Subject Re: Strange behavior on very large table
Author
Thanks Helen.  Just a few clarifications, that might help whittle this down a bit...

>Given that this table is "temporary" storage, one supposes that you
are deleting rows from it regularly. Do you happen to be deleting
900,000 rows each day before you load up the latest batch of 900,000?

Yes, that is correct.  Each morning it does a "kill & fill" on this table.  All 900,000 rows are deleted, then a new set of that data is loaded from a CSV file via an external application.  This happens about 2 hours after the system has completed its backup procedures.

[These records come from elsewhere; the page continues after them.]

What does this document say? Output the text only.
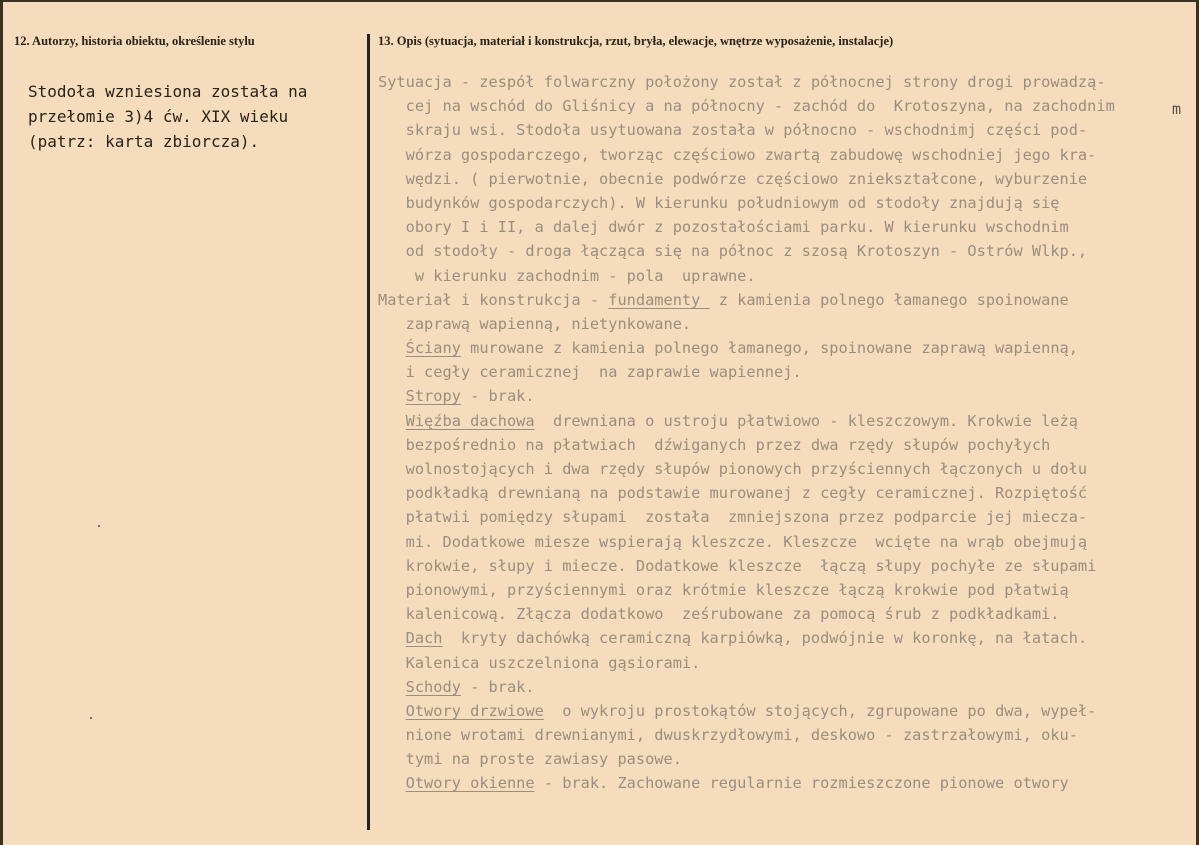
12. Autorzy, historia obiektu, określenie stylu	13. Opis (sytuacja, materiał i konstrukcja, rzut, bryła, elewacje, wnętrze wyposażenie, instalacje)
Stodoła wzniesiona została na
przełomie 3)4 ćw. XIX wieku
(patrz: karta zbiorcza).
Sytuacja - zespół folwarczny położony został z północnej strony drogi prowadzą-
cej na wschód do Gliśnicy a na północny - zachód do  Krotoszyna, na zachodnim
skraju wsi. Stodoła usytuowana została w północno - wschodnimj części pod-
wórza gospodarczego, tworząc częściowo zwartą zabudowę wschodniej jego kra-
wędzi. ( pierwotnie, obecnie podwórze częściowo zniekształcone, wyburzenie
budynków gospodarczych). W kierunku południowym od stodoły znajdują się
obory I i II, a dalej dwór z pozostałościami parku. W kierunku wschodnim
od stodoły - droga łącząca się na północ z szosą Krotoszyn - Ostrów Wlkp.,
w kierunku zachodnim - pola  uprawne.
Materiał i konstrukcja - fundamenty  z kamienia polnego łamanego spoinowane
zaprawą wapienną, nietynkowane.
Ściany murowane z kamienia polnego łamanego, spoinowane zaprawą wapienną,
i cegły ceramicznej  na zaprawie wapiennej.
Stropy - brak.
Więźba dachowa  drewniana o ustroju płatwiowo - kleszczowym. Krokwie leżą
bezpośrednio na płatwiach  dźwiganych przez dwa rzędy słupów pochyłych
wolnostojących i dwa rzędy słupów pionowych przyściennych łączonych u dołu
podkładką drewnianą na podstawie murowanej z cegły ceramicznej. Rozpiętość
płatwii pomiędzy słupami  została  zmniejszona przez podparcie jej miecza-
mi. Dodatkowe miesze wspierają kleszcze. Kleszcze  wcięte na wrąb obejmują
krokwie, słupy i miecze. Dodatkowe kleszcze  łączą słupy pochyłe ze słupami
pionowymi, przyściennymi oraz krótmie kleszcze łączą krokwie pod płatwią
kalenicową. Złącza dodatkowo  ześrubowane za pomocą śrub z podkładkami.
Dach  kryty dachówką ceramiczną karpiówką, podwójnie w koronkę, na łatach.
Kalenica uszczelniona gąsiorami.
Schody - brak.
Otwory drzwiowe  o wykroju prostokątów stojących, zgrupowane po dwa, wypeł-
nione wrotami drewnianymi, dwuskrzydłowymi, deskowo - zastrzałowymi, oku-
tymi na proste zawiasy pasowe.
Otwory okienne - brak. Zachowane regularnie rozmieszczone pionowe otwory
m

>If you're not doing any particular housework on it (restoring from
backup and/or resetting the indexes periodically), then it would be
normal to expect degrading performance until the next time that
housekeeping is done.

For about the last 6 months we have put the database through a regular gfix mend process once a week, following with a backup of the database and then a restore.  This doesn't seem to have changed the behavior, however.

The behavior is quite unpredictable.  It seems that any attempt to access the table after the Kill & Fill has been done, or within a few hours of it, sends the server off into a 100% CPU processor load for hours.  But if this is done 6 hours after the kill & fill, then it seems to work just fine.  I have also seen the same issues if I attempt to access that table after a database server is rebooted.  Not sure if that makes any difference here at all, or signifies anything else that could be going on?